Os bispos da Alemanha incentivam um programa polêmico com a criação de uma "assembleia sinodal" em cooperação com o Comitê Central de Católicos Alemães (ZdK, na sigla em alemão), uma organização que, em fevereiro deste ano, solicitou a mudança da moral sexual da igreja.

Essa decisão dos bispos ocorreu apesar da carta que o Papa Francisco escreveu em junho, dirigida ao povo de Deus na Alemanha, na qual solicitou que os católicos do país caminhem de mãos dadas com toda a Igreja.

Em março deste ano, o Cardeal Reinhard Marx, presidente do Episcopado alemão, anunciou o início de um "processo sinodal" para discutir alguns "temas essenciais" relacionados aos abusos sexuais na Igreja: celibato sacerdotal, ensinamentos da Igreja sobre moral sexual e redução do poder clerical.

Por esse motivo, em agosto e durante a assembleia dos bispos alemães, foi apresentado o esboço dos estatutos deste processo, no qual se propõe a formação de uma “assembleia sinodal” para revisar estes temas.

Fontes próximas à liderança católica alemã disseram à CNA – agência em inglês do Grupo ACI – que o processo sinodal já está em andamento com "certeza absoluta".

CNA obteve uma cópia do rascunho dos estatutos.

O texto assinala que o processo sinodal permitirá “revisar e esclarecer temas essenciais como a autoridade e a separação de poderes, a moral sexual, o modo de vida sacerdotal e o tema das mulheres que servem em cargos eclesiásticos” por um período de dois anos.

O esboço também assinala que a "assembleia sinodal", criada para esse fim, terá autoridade para aprovar resoluções em nome da Igreja na Alemanha. Esta assembleia será composta por até 200 membros. Destes, 70 serão do ZdK.

Em fevereiro deste ano, dois de seus líderes assinaram uma carta pública dirigida ao Cardeal Marx, na qual solicitavam, junto com outros sete líderes católicos, incluindo alguns sacerdotes, uma nova estrutura eclesial baseada na "separação de poderes", a ordenação sacerdotal de mulheres, o fim do celibato obrigatório e uma "avaliação razoável e justa da homossexualidade".

Segundo o texto, os 69 bispos da conferência episcopal participariam da assembleia sinodal. Os outros membros serão sacerdotes, diáconos, agentes pastorais, trabalhadores e membros de outros grupos leigos; com isso, os bispos participarão como uma minoria.

Cada membro terá direito a um voto e será necessária uma maioria de dois terços para aprovar as resoluções, cerca de 134 votos, nos quais deverão estar incluídos dois terços dos votos dos bispos.

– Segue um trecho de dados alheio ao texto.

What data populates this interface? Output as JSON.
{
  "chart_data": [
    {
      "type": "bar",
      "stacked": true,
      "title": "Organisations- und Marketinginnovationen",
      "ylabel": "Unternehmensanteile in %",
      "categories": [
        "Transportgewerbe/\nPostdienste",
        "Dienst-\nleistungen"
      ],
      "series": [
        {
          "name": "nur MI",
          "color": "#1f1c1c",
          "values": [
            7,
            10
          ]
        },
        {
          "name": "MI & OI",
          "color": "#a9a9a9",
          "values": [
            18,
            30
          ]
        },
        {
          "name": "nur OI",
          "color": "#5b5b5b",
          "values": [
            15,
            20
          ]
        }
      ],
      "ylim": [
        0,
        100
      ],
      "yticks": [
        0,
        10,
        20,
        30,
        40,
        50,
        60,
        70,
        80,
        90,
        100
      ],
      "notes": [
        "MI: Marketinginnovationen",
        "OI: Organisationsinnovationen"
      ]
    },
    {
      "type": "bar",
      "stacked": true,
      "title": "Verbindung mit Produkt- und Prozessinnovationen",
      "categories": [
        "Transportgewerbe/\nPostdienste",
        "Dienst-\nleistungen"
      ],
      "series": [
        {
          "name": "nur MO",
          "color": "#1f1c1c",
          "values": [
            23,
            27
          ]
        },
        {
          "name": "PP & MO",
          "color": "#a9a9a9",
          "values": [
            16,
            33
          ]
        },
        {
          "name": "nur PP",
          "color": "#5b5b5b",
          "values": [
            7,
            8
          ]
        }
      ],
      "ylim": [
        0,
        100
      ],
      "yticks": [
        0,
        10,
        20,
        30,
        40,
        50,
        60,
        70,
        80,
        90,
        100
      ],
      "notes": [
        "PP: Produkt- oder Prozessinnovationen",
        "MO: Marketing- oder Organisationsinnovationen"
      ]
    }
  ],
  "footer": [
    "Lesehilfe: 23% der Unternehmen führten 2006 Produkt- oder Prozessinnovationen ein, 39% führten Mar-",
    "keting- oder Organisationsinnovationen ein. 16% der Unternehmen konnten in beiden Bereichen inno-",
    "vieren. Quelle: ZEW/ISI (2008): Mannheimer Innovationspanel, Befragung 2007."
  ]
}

O artigo 11 do esboço dos estatutos estabelece que "as resoluções que tenham a ver com assuntos reservados ao controle da Igreja universal serão transmitidas à Sé Apostólica”.

Em uma carta enviada à Alemanha em 29 de junho, Solenidade de São Pedro e São Paulo, o Papa Francisco expressou sua "preocupação com o futuro da Igreja na Alemanha", alertou para o "declínio da fé" e encorajou a não assumir a situação atual com “passividade ou resignação”. Também convidou a intensificar a "oração, a penitência e a adoração".

Além disso, o Santo Padre ressaltou a necessidade de "recuperar a primazia da evangelização" e "ter contato com aquilo que em nós e em nossas comunidades está necrosado e precisa ser evangelizado e visitado pelo Senhor. E isso requer coragem, porque o que precisamos é muito mais do que uma mudança estrutural, organizacional ou funcional”.

Apesar do chamado do Papa, fontes importantes do Episcopado alemão disseram à CNA que os bispos estão na etapa final para completar o documento para o processo e assembleia sinodal.

A assembleia sinodal será presidida pelo Cardeal Marx e pelo Dr. Thomas Sternberg, presidente do ZdK. Além disso, cada área de trabalho será analisada por um grupo menor chamado "fórum sinodal", cujos membros são determinados pelo Purpurado e pelo líder leigo.

Ambos confirmaram no site de ZdK, em 5 de julho, apenas seis dias após receber a carta do Papa Francisco, que os fóruns já começaram seu trabalho.

Espera-se que esses fóruns tenham alguns relatórios prontos durante a conclusão do Sínodo da Amazônia, em outubro, no Vaticano, um evento no qual alguns membros da hierarquia da Alemanha demonstraram grande interesse e um papel influente na elaboração do Instrumentum laboris ou documento de trabalho.

Embora o Papa Francisco já tenha assinalado que a ordenação sacerdotal de viri probati, idosos casados ​​de comprovada virtude, não será um tema importante no Sínodo, vários bispos alemães se manifestaram a favor dessa medida.

Em uma entrevista em 2018, o vice-presidente da Conferência Episcopal Alemã, Dom Franz-Josef Bode, disse que, se a ordenação de sacerdotes casados ​​na Amazônia for autorizada, os bispos alemães insistirão em ter a mesma permissão.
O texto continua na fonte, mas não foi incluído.